可忧的是,树人是百年的事业,这踏出的第一步必须永续踏出,才能终底于成,而我们是否准备好这么做呢?再者,踏出的方向是否一步一步接近目标?又,什么是生命教育的目标?这些问题如果不能想清楚,生命教育将只是一个空洞的名词;或者,即使想清楚了,但在主客观环境的阻碍下,无法朝着它永续努力,生命教育年仍将难逃热闹一时的命运。我这样说并无意要泼冷水,实在是因为「教育并不是请客吃饭」,而是一种「前人种树」。种树者不但不能期待乘凉,还该有「先天下之忧而忧」的情怀与智慧,才能在未见树影之前,便从「大树成荫」的愿景汲取力量,并持恒努力。如果承办人员应付公事、主事者期待一时绩效,执政诸公也只问此与选票相干否,那就很难避免以短线操作的心态来进行应该永续经营的事业。就这一点而言,我不得不说,这是当前台湾社会推动任何有价值工作时的最大隐忧。不过,话说回来,任何有心于教改的人,都有认清环境险阻的义务,却没有怀忧丧志的权利。与其每天花好几个小时抱怨台湾社会的种种问题,不如抽出其中部分时间来思考,我可以作些什么;又可以如何结合具相同理想的人们,来彼此合作,砥砺志节。
二、推动生命教育的背景
二十世纪台湾教育的普及成就了我国在政治、经济与科技各方面的长足进步,然而,过份重视理工实用、轻忽人文理想的教育体制,也让社会付出沈痛代价。这代价包含许多面相,例如伦理观念的模糊、暴力猖獗、家庭功能式微、社会不正义,乃至政经乱象等。在这样的社会中,人们成为自私、贪婪的工作机器,充满效率与享乐的迷思,实则与自己、别人以及自然的关系愈来愈疏离而不自觉。等而下者,念医的想的不是悬壶济世,而是月入数十万;做工程的想的不是建设国家社会,而是借执照赚钱;做律师的也不知公平正义为何物,一心只想为大财团打官司;从政者也不以服务众人为己任,却把政治变成高明的骗术;连当老师的也无几人有人师之志,挤破头抢教职只因为这位子是铁饭碗,又有寒暑假。总而言之一句话,今日教育体系下不少读书之「士」,念兹在兹的大概不是什么「士志于道」,而是如何考进热门科系,好能有一天鲤跃龙门,闻得梅花扑鼻香。知识分子尚且如此,整个社会弥漫着上下交相贼、为利益不择手段的气氛,也就不足为奇了。

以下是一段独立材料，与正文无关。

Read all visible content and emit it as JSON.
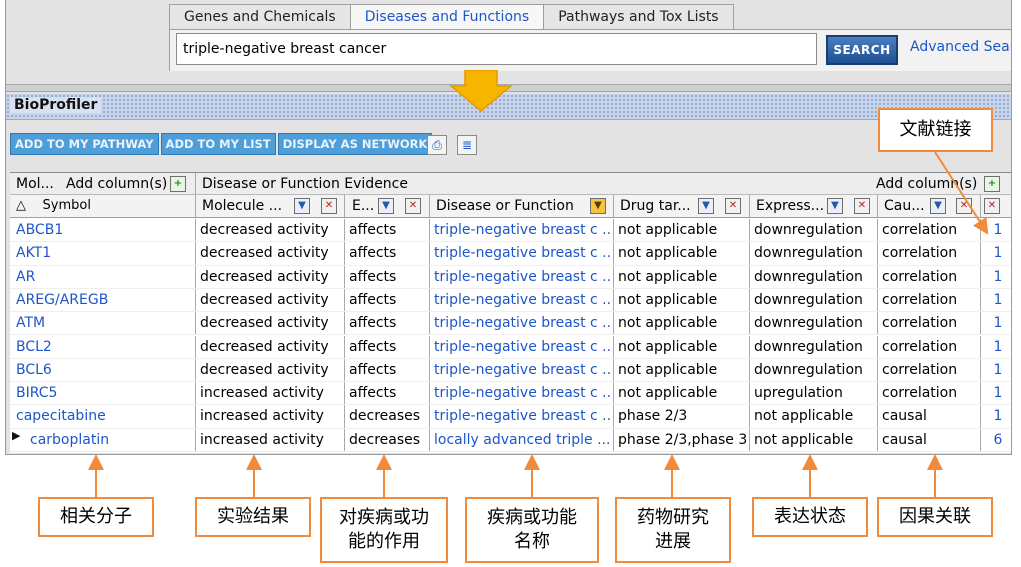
{
  "tabs": [
    "Genes and Chemicals",
    "Diseases and Functions",
    "Pathways and Tox Lists"
  ],
  "active_tab": 1,
  "search": {
    "value": "triple-negative breast cancer",
    "button": "SEARCH",
    "advanced": "Advanced Search"
  },
  "section_title": "BioProfiler",
  "toolbar": {
    "buttons": [
      "ADD TO MY PATHWAY",
      "ADD TO MY LIST",
      "DISPLAY AS NETWORK"
    ]
  },
  "table": {
    "group_left": "Mol...",
    "add_columns": "Add column(s)",
    "group_right": "Disease or Function Evidence",
    "headers": [
      "Symbol",
      "Molecule ...",
      "E...",
      "Disease or Function",
      "Drug tar...",
      "Express...",
      "Cau..."
    ],
    "rows": [
      [
        "ABCB1",
        "decreased activity",
        "affects",
        "triple-negative breast c ...",
        "not applicable",
        "downregulation",
        "correlation",
        "1"
      ],
      [
        "AKT1",
        "decreased activity",
        "affects",
        "triple-negative breast c ...",
        "not applicable",
        "downregulation",
        "correlation",
        "1"
      ],
      [
        "AR",
        "decreased activity",
        "affects",
        "triple-negative breast c ...",
        "not applicable",
        "downregulation",
        "correlation",
        "1"
      ],
      [
        "AREG/AREGB",
        "decreased activity",
        "affects",
        "triple-negative breast c ...",
        "not applicable",
        "downregulation",
        "correlation",
        "1"
      ],
      [
        "ATM",
        "decreased activity",
        "affects",
        "triple-negative breast c ...",
        "not applicable",
        "downregulation",
        "correlation",
        "1"
      ],
      [
        "BCL2",
        "decreased activity",
        "affects",
        "triple-negative breast c ...",
        "not applicable",
        "downregulation",
        "correlation",
        "1"
      ],
      [
        "BCL6",
        "decreased activity",
        "affects",
        "triple-negative breast c ...",
        "not applicable",
        "downregulation",
        "correlation",
        "1"
      ],
      [
        "BIRC5",
        "increased activity",
        "affects",
        "triple-negative breast c ...",
        "not applicable",
        "upregulation",
        "correlation",
        "1"
      ],
      [
        "capecitabine",
        "increased activity",
        "decreases",
        "triple-negative breast c ...",
        "phase 2/3",
        "not applicable",
        "causal",
        "1"
      ],
      [
        "carboplatin",
        "increased activity",
        "decreases",
        "locally advanced triple ...",
        "phase 2/3,phase 3",
        "not applicable",
        "causal",
        "6"
      ]
    ]
  },
  "annotations": {
    "literature_link": "文献链接",
    "related_molecule": "相关分子",
    "experimental_result": "实验结果",
    "effect_on_disease": "对疾病或功能的作用",
    "disease_name": "疾病或功能名称",
    "drug_progress": "药物研究进展",
    "expression_state": "表达状态",
    "causality": "因果关联"
  },
  "colors": {
    "accent": "#1d56c9",
    "annotation_border": "#f08a3c",
    "arrow": "#f7b500",
    "toolbar_button": "#4d9ed9"
  }
}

社会充满了为利益而不择手段的成员,个人当然应该负起责任,然而教育体系的实用功利主义更是难辞其咎。因为,重实用、轻理想的教育体系正是只教学生如何活下去的方法,却不与学生一起探索生命意义与目的的教育。在这样的环境中成长的孩子精于生存手段(甚至不择手段),却昧于生活意义或生命目的,岂非再自然不过的结果?
显然,二十一世纪的台湾社会需要在整个教育体制的精神与内涵上有所更新。学校教育不但该真正落实「智德体群美」的全人教育,而不该说一套做一套; 而且这里的「智」也不能只是知识技能的「知」,还更该是「智慧」,一种涵盖深刻的生命体悟、敏锐的自省自觉、内化的价值理念以及能够统整知情意行的生命智慧。否则我们的教育就会陷入「重理工轻人文」的恶性循环中,不断培养出「会投票的驴子」,而使整个社会付出愈来愈沉重的代价。
然而,什么是「生命智慧」?「智能」与「知识」的差别在哪里?学校教育体制又该如何改造,才能在通传知识的同时,更能启发学生的生命智慧?这些问题的迫切性,在意义失落与价值迷惘的今日社会里,可以说日益明显。职是之故,近年来教育决策单位以及关心教育人士开始提倡「生命教育」(life education)。政府方面的推动例如前省教育厅于八十六年底开始实施的中等学校生命教育计划,再如教育部于八十九年二月宣布设立「生命教育项目小组」,九十年初宣布「生命教育年」,期将生命教育的理念逐步纳入由小学至大学十六年学校教育体系中,使获得一贯化、完整化、全程化的体现。学术界方面,在担任教育部长之前,中研院院士曾志朗曾为文指出,教育改革不能只着眼于制度与技术面的改造,而更该重视价值理念的提升。生命教育提点生命意义,统整情意知行,并强调对人及生命的尊重,应作为教育改革最核心的一环。此外,民国八十八年以来,多所大学如辅大,东海,中原大学等均曾主办生命教育相关研讨会。国内关心教育改革的学者有多人发表论文,探讨生命教育的内涵与发展。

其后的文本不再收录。